In the course of the conference, I visited Adebanjo and the late Ajayi and we had interactions that were not different from the ones we had in the past. While I could not fault their logic, my point of departure was, and remains, that Nigeria is not working for any particular ethnic group today while the notion that some politicians or leaders from a section of the country should be blamed for the collective failure to maximize our potentials cannot be supported by any empirical evidence. Nor do I believe “going our separate ways” as some people advocate, whatever that may mean under our current circumstance, holds any solution to the challenge of good governance in Nigeria.
However, while we may have disagreed on certain principles, it is difficult to dispute that the Afenifere leaders were always driven by a sense of what is right for our country. That perhaps explains why they remain fixated on returning to the system inherited at independence which allowed the regions as federating units to conduct their affairs according to their own dictates, including in revenue collections and expenditure, while engaging in healthy competition with one another. That a disproportionate amount of revenue is collected by the federal government under an arrangement that encourages corruption and laziness, in the wisdom of the Afenifere leaders, makes the current system unsustainable.
Early this year, the late Ajayi sent me the book, “Nigeria: Political Power Imbalance”, which he authored. A few weeks later, he called to ask whether I had read it so I could give him my views. I apologized that I had not read the book but nonetheless promised him that I would. After our conversation, I searched for the copy but could not immediately find it and I forgot about the book until I learnt about his death last week. Reading the book must therefore be my first assignment when I return to Nigeria.

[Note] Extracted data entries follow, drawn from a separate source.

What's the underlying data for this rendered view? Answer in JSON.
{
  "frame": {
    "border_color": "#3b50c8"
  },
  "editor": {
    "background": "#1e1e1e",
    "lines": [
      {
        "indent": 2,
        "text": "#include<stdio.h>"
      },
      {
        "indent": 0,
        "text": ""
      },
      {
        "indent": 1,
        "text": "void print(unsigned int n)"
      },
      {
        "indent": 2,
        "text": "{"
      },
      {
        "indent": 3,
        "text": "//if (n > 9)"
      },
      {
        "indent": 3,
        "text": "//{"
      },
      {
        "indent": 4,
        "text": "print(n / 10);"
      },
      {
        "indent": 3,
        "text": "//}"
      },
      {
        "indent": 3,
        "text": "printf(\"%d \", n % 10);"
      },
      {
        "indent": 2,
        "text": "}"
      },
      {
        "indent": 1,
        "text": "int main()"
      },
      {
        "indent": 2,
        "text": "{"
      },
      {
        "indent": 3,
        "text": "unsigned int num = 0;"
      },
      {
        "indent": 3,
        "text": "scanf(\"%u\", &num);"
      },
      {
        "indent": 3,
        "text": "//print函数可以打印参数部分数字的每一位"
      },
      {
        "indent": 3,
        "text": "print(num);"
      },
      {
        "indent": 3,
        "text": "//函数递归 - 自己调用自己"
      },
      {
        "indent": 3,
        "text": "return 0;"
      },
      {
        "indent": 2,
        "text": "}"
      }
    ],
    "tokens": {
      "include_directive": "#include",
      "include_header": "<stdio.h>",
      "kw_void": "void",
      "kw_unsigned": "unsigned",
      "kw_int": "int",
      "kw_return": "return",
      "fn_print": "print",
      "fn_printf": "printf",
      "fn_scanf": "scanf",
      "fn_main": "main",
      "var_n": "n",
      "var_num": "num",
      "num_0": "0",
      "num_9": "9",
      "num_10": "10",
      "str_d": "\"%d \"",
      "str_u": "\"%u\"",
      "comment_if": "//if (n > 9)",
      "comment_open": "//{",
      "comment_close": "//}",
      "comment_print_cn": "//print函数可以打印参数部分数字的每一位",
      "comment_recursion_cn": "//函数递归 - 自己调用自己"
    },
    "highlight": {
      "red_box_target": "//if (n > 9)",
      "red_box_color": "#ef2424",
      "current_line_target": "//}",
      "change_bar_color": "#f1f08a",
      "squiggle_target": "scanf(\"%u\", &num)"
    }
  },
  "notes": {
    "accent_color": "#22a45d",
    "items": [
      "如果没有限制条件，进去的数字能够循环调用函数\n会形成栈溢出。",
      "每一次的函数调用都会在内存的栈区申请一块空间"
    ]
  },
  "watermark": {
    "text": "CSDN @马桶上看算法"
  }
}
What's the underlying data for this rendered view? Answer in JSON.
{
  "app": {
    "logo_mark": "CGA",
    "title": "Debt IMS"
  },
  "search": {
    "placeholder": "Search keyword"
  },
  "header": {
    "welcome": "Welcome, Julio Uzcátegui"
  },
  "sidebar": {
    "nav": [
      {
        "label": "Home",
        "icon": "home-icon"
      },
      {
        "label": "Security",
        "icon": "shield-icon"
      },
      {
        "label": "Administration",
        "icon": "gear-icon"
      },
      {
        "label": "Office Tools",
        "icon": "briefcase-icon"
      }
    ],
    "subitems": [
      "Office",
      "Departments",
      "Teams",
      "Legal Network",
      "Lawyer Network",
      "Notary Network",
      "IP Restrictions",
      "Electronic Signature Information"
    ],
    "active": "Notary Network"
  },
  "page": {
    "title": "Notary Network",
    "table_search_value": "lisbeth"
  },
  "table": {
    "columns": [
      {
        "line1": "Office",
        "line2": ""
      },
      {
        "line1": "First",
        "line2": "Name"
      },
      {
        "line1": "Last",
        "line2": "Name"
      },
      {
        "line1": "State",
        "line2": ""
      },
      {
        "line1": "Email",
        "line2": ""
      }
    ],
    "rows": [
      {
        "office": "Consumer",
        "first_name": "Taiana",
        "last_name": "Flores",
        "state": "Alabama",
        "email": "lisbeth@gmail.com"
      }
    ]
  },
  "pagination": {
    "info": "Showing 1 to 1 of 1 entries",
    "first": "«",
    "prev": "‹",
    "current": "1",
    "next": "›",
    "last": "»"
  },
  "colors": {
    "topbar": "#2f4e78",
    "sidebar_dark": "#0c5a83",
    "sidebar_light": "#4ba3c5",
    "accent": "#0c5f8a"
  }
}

What I have always found very fascinating about the Yoruba old men is their passion and commitment towards a Nigeria that would work for the greater majority of our people as it was in the past before the military foisted on us a federalism that now breeds not only needless tension but has also stifled the march towards development. Even when one did not agree with them, and I have serious issues with their positions, you cannot but respect their tenacity of purpose and genuine aspiration for the enthronement of an egalitarian Nigerian society.
I know there will be opportunities in future to engage the issue of restructuring within the context of the late Ajayi’s enduring thesis but in him we have lost a committed patriot, a true statesman and one of the leading lights of Yoruba nation whose species is gradually going into extinction.
May God grant egbon Koyinsola, SAN, and the entire members of his family the fortitude to bear the great loss.